ハァハァと肩で息をしながら瑠璃花は床に座り込んだ。
化学準備室の床は冷たく、汗をかいた体に丁度良かった。
呼吸の整わない瑠璃花より先に皐月が口を開いた。
「…チョコ、頂戴」
「………はぁ!?」
この期に及んで『チョコ頂戴』とは、瑠璃花の予想を遥かに超えている。
瑠璃花にしてみたら、チョコより先に何故こんなところまで走らされたのか説明してほしいのだが。
思わず大声を出す瑠璃花の前に皐月の手が差し出される。
「チョコ」
渡すまで引っ込めないであろう手を見つめて瑠璃花は恐る恐る持っていた包みを皐月の手に乗せた。
途端に、深く長いため息をついて皐月が瑠璃花の前に座り込んだ。
「…チョコ貰うだけで、すっげぇ疲れた…」
片手でチョコを握りしめ、もう一方の手で髪をかきあげ、皐月はしみじみと呟く。
「そ、そんな事言うなら返してよ!」
責められている気分になり瑠璃花は皐月を睨んだ。
チョコに手を伸ばすと、皐月は不満げに瑠璃花を見つめた。
「ダメ。これはもう俺の」
守るようにチョコを後ろの机に置き、皐月は瑠璃花の腕を引いて、立ち上がらせた。
そのまま皐月は瑠璃花を抱きしめた。
「…なっ…!何!?」
突然の事に瑠璃花はバタバタと手を動かす。
皐月から離れようと腕に力を込めると、それを阻止するように皐月が回している腕に力を込めた。
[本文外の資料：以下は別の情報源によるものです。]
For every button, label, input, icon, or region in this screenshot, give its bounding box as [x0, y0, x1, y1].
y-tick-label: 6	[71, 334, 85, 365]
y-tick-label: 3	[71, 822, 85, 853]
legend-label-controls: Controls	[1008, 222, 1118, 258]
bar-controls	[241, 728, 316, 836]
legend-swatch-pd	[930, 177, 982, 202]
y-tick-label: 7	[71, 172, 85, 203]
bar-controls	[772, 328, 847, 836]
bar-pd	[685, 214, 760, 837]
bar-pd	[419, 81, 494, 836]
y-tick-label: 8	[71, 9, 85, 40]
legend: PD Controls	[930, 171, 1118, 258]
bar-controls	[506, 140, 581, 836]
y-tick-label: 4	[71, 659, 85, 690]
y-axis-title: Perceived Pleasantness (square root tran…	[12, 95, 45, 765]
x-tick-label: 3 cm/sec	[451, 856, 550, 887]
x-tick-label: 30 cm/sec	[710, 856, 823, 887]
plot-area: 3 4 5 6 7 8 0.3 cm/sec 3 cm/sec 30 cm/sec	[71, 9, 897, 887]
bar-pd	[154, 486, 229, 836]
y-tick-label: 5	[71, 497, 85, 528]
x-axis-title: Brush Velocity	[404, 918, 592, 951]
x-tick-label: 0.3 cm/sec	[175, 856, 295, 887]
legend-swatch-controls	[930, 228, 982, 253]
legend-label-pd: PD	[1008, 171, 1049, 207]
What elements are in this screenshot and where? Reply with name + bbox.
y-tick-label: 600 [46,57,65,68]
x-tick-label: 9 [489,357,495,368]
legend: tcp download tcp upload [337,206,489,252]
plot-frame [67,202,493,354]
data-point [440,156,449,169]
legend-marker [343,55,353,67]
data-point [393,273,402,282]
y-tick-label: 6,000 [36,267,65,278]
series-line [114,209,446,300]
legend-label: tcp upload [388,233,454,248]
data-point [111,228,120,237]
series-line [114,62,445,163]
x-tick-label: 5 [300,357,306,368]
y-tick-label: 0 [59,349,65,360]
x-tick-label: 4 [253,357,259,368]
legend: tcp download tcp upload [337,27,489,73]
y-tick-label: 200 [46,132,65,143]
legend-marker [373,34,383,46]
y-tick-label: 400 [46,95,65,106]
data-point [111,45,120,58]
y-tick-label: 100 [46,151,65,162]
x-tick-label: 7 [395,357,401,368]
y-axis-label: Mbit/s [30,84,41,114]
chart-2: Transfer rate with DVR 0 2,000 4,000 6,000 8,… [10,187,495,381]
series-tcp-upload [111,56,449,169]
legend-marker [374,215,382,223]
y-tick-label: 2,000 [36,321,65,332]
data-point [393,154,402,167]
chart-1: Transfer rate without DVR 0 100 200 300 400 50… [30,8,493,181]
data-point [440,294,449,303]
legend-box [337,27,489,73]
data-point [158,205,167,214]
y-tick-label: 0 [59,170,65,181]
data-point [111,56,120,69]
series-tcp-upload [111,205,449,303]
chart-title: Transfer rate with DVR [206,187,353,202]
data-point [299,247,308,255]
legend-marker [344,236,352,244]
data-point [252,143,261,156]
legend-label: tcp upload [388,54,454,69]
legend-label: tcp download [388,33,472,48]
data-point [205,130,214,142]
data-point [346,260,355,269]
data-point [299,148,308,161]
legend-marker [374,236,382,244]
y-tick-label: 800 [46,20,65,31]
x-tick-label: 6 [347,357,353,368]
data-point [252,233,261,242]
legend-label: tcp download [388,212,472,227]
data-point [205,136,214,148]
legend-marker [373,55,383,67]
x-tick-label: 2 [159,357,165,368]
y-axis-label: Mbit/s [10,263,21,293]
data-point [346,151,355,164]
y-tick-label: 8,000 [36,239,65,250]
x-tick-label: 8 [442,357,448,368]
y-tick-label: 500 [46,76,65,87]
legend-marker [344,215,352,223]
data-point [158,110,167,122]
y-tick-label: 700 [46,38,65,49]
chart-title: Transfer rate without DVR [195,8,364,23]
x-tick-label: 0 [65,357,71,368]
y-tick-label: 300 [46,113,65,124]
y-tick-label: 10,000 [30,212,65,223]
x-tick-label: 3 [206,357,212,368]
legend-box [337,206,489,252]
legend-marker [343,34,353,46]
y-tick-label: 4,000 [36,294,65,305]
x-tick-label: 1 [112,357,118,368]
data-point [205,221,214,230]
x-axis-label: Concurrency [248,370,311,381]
ぎゅっと抱きしめられて、皐月の心音が間近に聞こえる。
体が熱いのは走ったからだろうか。熱いのは瑠璃花だけなのだろうか。
気のせいでなければ皐月も熱いように感じる。
心音も瑠璃花と同じように早い筈だ。
「…俺がチョコ貰ってて嫌だった?」
囁くように耳元で聞こえた声に瑠璃花はビクッと肩を震わせる。
「ち、がう!」
「…嘘。正直に言うまで離さない」
甘く囁く声は瑠璃花の鼓膜を擽る。
そっと髪を撫でる手は驚くほど優しい。
ぎゅう、と抱きしめられている腕に力がこもる。
骨張った男性の腕の感触に瑠璃花はたじろいだ。
「…瑠璃花」
名前を呼ばれた瞬間、瑠璃花は思わず顔を上げた。
その拍子に瑠璃花の頭に顔を寄せていた皐月の顎に瑠璃花の後頭部が直撃した。
「うっ…」
思わぬ反撃に皐月は顎を押さえた。
パッと皐月から離れた瑠璃花は思わず皐月の顔へ手を伸ばす。
「あっ、ごめん!」
皐月へと伸ばした手はハッとしたように止められる。
「…あ、えっと…か、帰ります!」
皐月からの拘束が解けた機会を逃さないように、瑠璃花は急いで準備室の鍵を開けて出ていった。
またも全力疾走し、玄関に向かう。
瑠璃花は火照った体を休ませることなく、足を縺れさせながらも校門を出ていった。